My smile grew wide. It was a picture of Landon and me taken during the first few months after my family moved into the garage apartment. I remembered the day it was taken vividly. Our entire block was having a yard sale, and both Landon and I were in charge of collecting money for the items that Marjorie put out on her table. She gave us ten percent of the profits as payment for our work, and we used the money to buy our first Rubik’s Cube from one of the other tables.

Still grinning at the photo, I said, “That’s the day we bought the Rubik’s Cube.”

“I remembered that, but I wasn’t sure if you would.”

“No, I remember everything about that day. It was one of the first times that I realized how much I really liked the boy next door.”

He tapped his knee against mine. “Yeah. I thought you were alright, too.”

On the back of the photo, his mother had written our names and the date.
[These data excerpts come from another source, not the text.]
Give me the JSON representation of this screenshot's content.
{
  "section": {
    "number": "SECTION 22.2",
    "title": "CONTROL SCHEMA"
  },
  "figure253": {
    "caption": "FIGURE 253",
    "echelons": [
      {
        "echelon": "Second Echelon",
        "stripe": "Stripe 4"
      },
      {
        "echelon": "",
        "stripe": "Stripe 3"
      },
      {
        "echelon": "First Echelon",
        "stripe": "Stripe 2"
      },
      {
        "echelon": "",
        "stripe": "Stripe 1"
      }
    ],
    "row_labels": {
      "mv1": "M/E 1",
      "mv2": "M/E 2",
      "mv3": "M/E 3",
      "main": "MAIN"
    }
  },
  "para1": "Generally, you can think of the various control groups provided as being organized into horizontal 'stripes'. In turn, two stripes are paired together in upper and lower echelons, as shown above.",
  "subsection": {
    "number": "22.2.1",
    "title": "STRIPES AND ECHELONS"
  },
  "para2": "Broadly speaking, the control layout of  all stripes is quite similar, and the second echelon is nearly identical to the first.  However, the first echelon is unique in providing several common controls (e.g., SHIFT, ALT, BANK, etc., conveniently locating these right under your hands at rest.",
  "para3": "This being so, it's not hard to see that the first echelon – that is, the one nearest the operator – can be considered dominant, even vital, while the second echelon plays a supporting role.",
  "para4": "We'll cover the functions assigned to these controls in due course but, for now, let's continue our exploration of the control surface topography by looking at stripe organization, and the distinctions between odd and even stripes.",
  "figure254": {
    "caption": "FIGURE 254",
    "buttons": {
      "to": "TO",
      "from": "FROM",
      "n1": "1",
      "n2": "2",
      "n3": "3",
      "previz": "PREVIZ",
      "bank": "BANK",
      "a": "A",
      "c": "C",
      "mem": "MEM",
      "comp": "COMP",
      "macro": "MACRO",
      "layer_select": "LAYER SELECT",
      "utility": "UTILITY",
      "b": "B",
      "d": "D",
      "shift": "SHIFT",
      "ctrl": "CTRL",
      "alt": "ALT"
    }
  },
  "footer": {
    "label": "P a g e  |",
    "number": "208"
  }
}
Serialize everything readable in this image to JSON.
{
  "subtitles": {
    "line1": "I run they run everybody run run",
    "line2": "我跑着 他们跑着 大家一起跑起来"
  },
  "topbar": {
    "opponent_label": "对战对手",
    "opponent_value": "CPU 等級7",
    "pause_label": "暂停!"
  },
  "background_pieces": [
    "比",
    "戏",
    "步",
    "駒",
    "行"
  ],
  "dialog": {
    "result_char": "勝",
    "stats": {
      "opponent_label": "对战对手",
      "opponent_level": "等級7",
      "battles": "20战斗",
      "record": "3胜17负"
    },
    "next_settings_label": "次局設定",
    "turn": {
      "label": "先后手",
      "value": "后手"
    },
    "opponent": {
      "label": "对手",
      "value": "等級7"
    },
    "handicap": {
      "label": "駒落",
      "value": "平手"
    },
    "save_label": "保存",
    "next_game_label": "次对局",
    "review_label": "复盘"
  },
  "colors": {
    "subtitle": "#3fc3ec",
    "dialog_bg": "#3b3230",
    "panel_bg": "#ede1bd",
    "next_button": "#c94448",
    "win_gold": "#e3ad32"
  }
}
I just kept staring at it. It was the first time in ages that I’d looked at a photo of myself from that time period. It was really hitting me more than ever how much Lilith resembled me.

“I look just like her in this picture, don’t I?”

“Yeah. Whenever Lilith is around, it takes me back in time. I feel like a kid again around her. It’s good for my soul.”

After Landon tucked the photo back into his wallet, he wrapped his arms around me, kissing me repeatedly on my forehead. I’d lived for so many years feeling alone and scared. For the first time in my life, I felt truly safe. His hands may have been calloused; his arms may have been inked; he may have looked dangerous, but Landon was as gentle as he was protective.

“I couldn’t have ever foreseen this happening between us, Landon. I’m so grateful to have you with me now.”

“I never thought I’d see you again in a million years after you left. Life can be hard as shit, but sometimes…sometimes it surprises me in the best way.”

That night before heading to sleep, Landon was brushing his teeth while I readjusted the sheets on our bed. I happened to look up and noticed something bizarre. My stuffed animals from childhood had always been lined up on a shelf that was situated high up on the wall across from my bed. There were so many crammed together, all different colors and kinds. One stuffed bear in particular caught my eye—because I didn’t recognize it.